It will be asked by what steps the ascent was made, and what the height from which the new spiritual horizons were discerned; what was the train of thought which brought back the possibility of saying the Church’s Creed? The mental process, if it can be disentangled from an exercise which engaged all the faculties of soul and spirit, was probably that suggested in the words of Amiel: ‘Chacun ne comprend que ce qu’il retrouve en soi.’ But the research and the retrieval were not simply individual and within, they involved the scrutiny of widespread religious instincts, cravings and needs. They were aided above all by the contemplation of martyr deaths and martyr lives, which in their continuous and abiding witness to the faith are seen to constitute a claim to authority.
Miss Beale herself strove to show how the doubting spirit was silenced by an answer of faith, in a little paper called ‘Building,’ which is dated September 8. Here she wrote:—
‘Sweep away external proofs, we must believe in a God and in His love.
‘We see He speaks to His children through the wondrous language of Nature, drawing them to His Heart and teaching ever new trust through it.
‘He shows His Father Heart in the love of the human, ignorant,—for the child.

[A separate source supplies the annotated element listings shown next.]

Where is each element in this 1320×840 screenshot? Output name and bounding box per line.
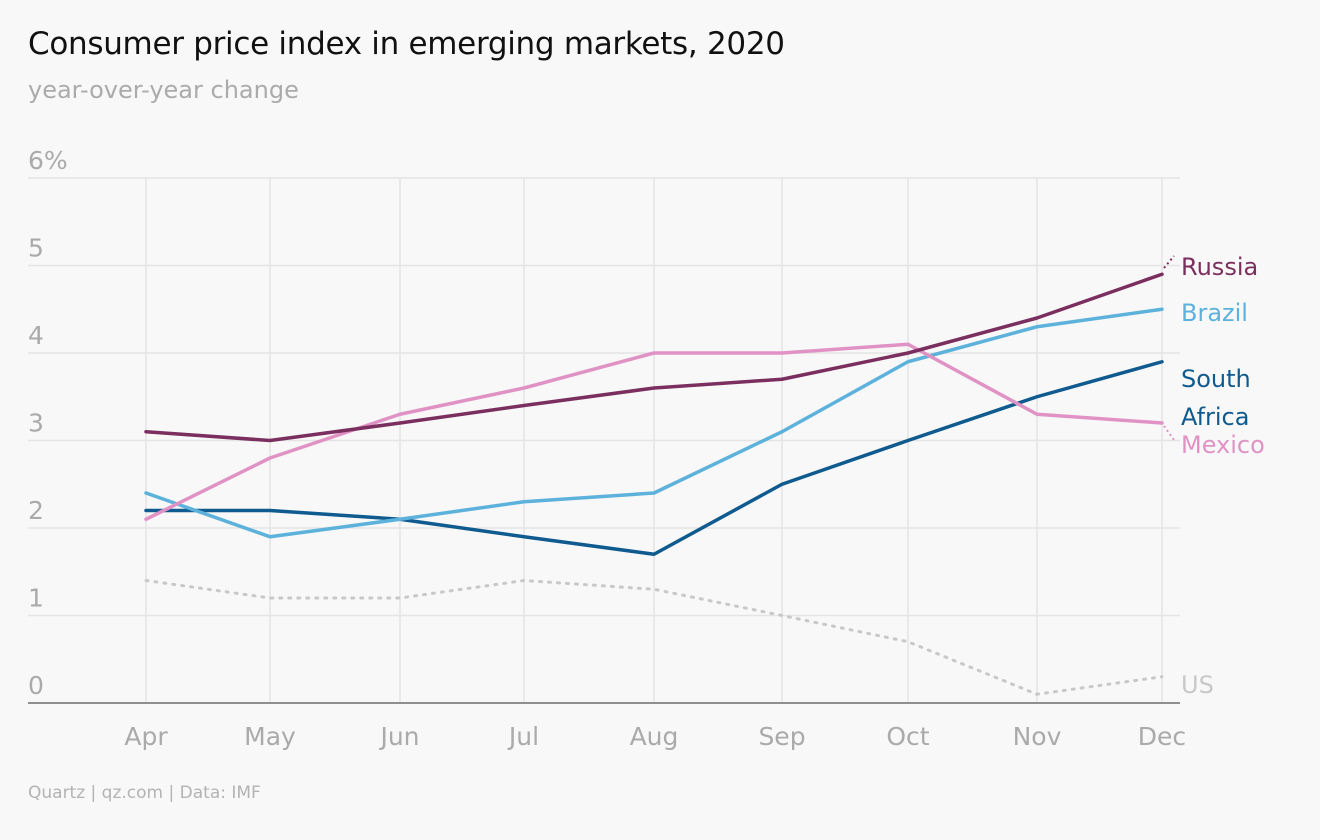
series-line-mexico [144, 342, 1164, 521]
series-label-brazil: Brazil [1181, 299, 1248, 327]
chart-title: Consumer price index in emerging markets… [28, 26, 785, 62]
series-line-us [144, 579, 1164, 696]
y-tick-label: 2 [28, 496, 44, 525]
y-tick-label: 6% [28, 146, 68, 175]
series-line-brazil [144, 307, 1164, 539]
mexico-label-leader [1163, 425, 1175, 441]
series-label-south-africa: Africa [1181, 403, 1249, 431]
series-label-us: US [1181, 671, 1214, 699]
y-tick-label: 5 [28, 234, 44, 263]
x-tick-label: May [244, 722, 296, 751]
x-tick-label: Oct [886, 722, 929, 751]
x-tick-label: Aug [630, 722, 679, 751]
x-tick-label: Apr [124, 722, 168, 751]
x-tick-label: Jun [378, 722, 419, 751]
source-note: Quartz | qz.com | Data: IMF [28, 783, 261, 803]
y-tick-label: 0 [28, 671, 44, 700]
series-label-russia: Russia [1181, 253, 1258, 281]
x-tick-label: Jul [507, 722, 539, 751]
x-tick-label: Dec [1138, 722, 1186, 751]
chart-subtitle: year-over-year change [28, 76, 299, 104]
y-tick-label: 1 [28, 584, 44, 613]
series-line-russia [144, 272, 1164, 443]
x-tick-label: Nov [1013, 722, 1062, 751]
y-tick-label: 3 [28, 409, 44, 438]
x-tick-label: Sep [758, 722, 805, 751]
series-line-south-africa [144, 360, 1164, 556]
series-label-mexico: Mexico [1181, 431, 1265, 459]
series-label-south-africa: South [1181, 365, 1251, 393]
y-tick-label: 4 [28, 321, 44, 350]
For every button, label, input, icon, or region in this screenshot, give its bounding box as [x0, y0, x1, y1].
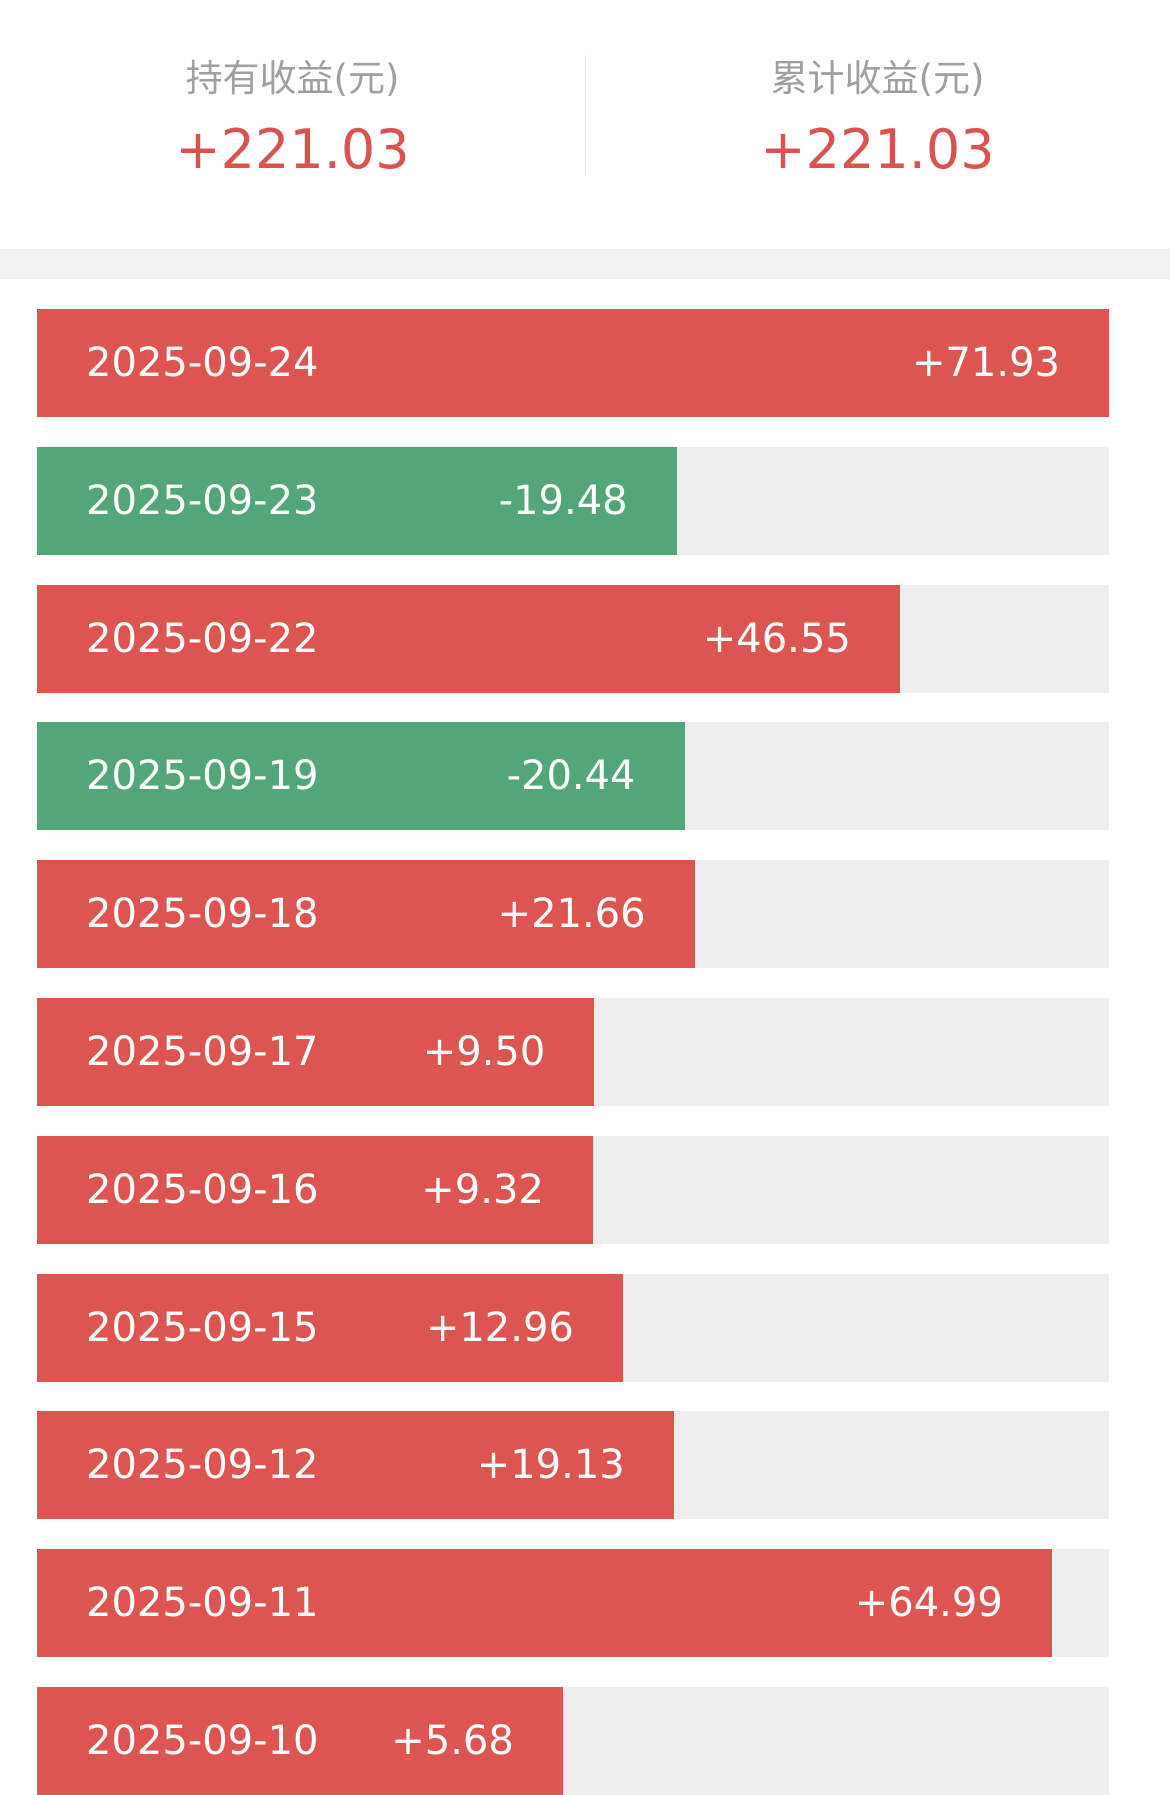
row-amount: +5.68 — [391, 1718, 514, 1764]
row-amount: +19.13 — [476, 1442, 625, 1489]
income-row: 2025-09-17 +9.50 — [37, 998, 1109, 1106]
row-amount: -19.48 — [498, 477, 628, 524]
summary-label: 持有收益(元) — [185, 57, 400, 100]
income-bar — [37, 1135, 593, 1244]
total-income: 累计收益(元) +221.03 — [585, 0, 1170, 249]
row-amount: +71.93 — [911, 340, 1060, 386]
income-row: 2025-09-16 +9.32 — [37, 1135, 1109, 1244]
row-amount: +9.50 — [422, 1029, 546, 1075]
row-date: 2025-09-22 — [86, 615, 319, 662]
summary-value: +221.03 — [175, 118, 410, 181]
income-row: 2025-09-15 +12.96 — [37, 1273, 1109, 1382]
row-amount: +21.66 — [497, 891, 646, 938]
row-amount: +46.55 — [702, 615, 851, 662]
row-date: 2025-09-11 — [86, 1580, 319, 1627]
income-row: 2025-09-11 +64.99 — [37, 1549, 1109, 1658]
separator-band — [0, 249, 1170, 279]
income-row: 2025-09-22 +46.55 — [37, 584, 1109, 693]
income-row: 2025-09-10 +5.68 — [37, 1687, 1109, 1795]
row-date: 2025-09-15 — [86, 1304, 319, 1351]
holding-income: 持有收益(元) +221.03 — [0, 0, 585, 249]
income-bar — [37, 860, 695, 969]
income-bar — [37, 1687, 563, 1795]
income-bar — [37, 309, 1109, 417]
income-bar — [37, 1273, 623, 1382]
row-date: 2025-09-24 — [86, 340, 319, 386]
row-date: 2025-09-17 — [86, 1029, 319, 1075]
summary-value: +221.03 — [760, 118, 995, 181]
row-amount: +64.99 — [854, 1580, 1003, 1627]
income-row: 2025-09-12 +19.13 — [37, 1411, 1109, 1520]
row-date: 2025-09-23 — [86, 477, 319, 524]
income-bar — [37, 722, 685, 831]
row-date: 2025-09-16 — [86, 1166, 319, 1213]
income-bar — [37, 1411, 674, 1520]
row-amount: +9.32 — [421, 1166, 544, 1213]
income-bar — [37, 1549, 1052, 1658]
income-row: 2025-09-18 +21.66 — [37, 860, 1109, 969]
income-bar — [37, 998, 595, 1106]
income-row: 2025-09-23 -19.48 — [37, 446, 1109, 555]
summary-label: 累计收益(元) — [770, 57, 985, 100]
income-bar — [37, 446, 677, 555]
row-amount: +12.96 — [425, 1304, 574, 1351]
row-date: 2025-09-12 — [86, 1442, 319, 1489]
summary-header: 持有收益(元) +221.03 累计收益(元) +221.03 — [0, 0, 1170, 249]
income-row: 2025-09-19 -20.44 — [37, 722, 1109, 831]
row-date: 2025-09-18 — [86, 891, 319, 938]
income-bar — [37, 584, 900, 693]
row-date: 2025-09-10 — [86, 1718, 319, 1764]
income-row: 2025-09-24 +71.93 — [37, 309, 1109, 417]
row-date: 2025-09-19 — [86, 753, 319, 800]
divider — [585, 55, 586, 174]
row-amount: -20.44 — [506, 753, 636, 800]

‘In all ages He has made man feel His Presence in the heart and yearn after Him.
‘There is a long witness down the ages that to those who long for His Presence and follow holiness, He gives the great reward of His conscious sympathy, speaking in their hearts, so that they know it is His Voice. In different ages, in different ways, as men need the language they understand.
‘To Abraham and the prophets, to Socrates, to Buddha teaching the Karma, to Moses the divine writing,—to saints who sought Him in later times.
‘Why impeach the testimony of Christendom as to the Resurrection, if it is what we must believe in, if it is just the good news for which the world was then dying? We know Paul and John believed it, and men believed them then; and the miracle of the Christian Church which is before our eyes, and the teaching of the Christ is found to be the food of the soul, and in prayer as men drink it in, they hand on Sacramental life, which is its own witness. We want that!
‘We can believe that for some inscrutable reason the Eternal educates His children in time.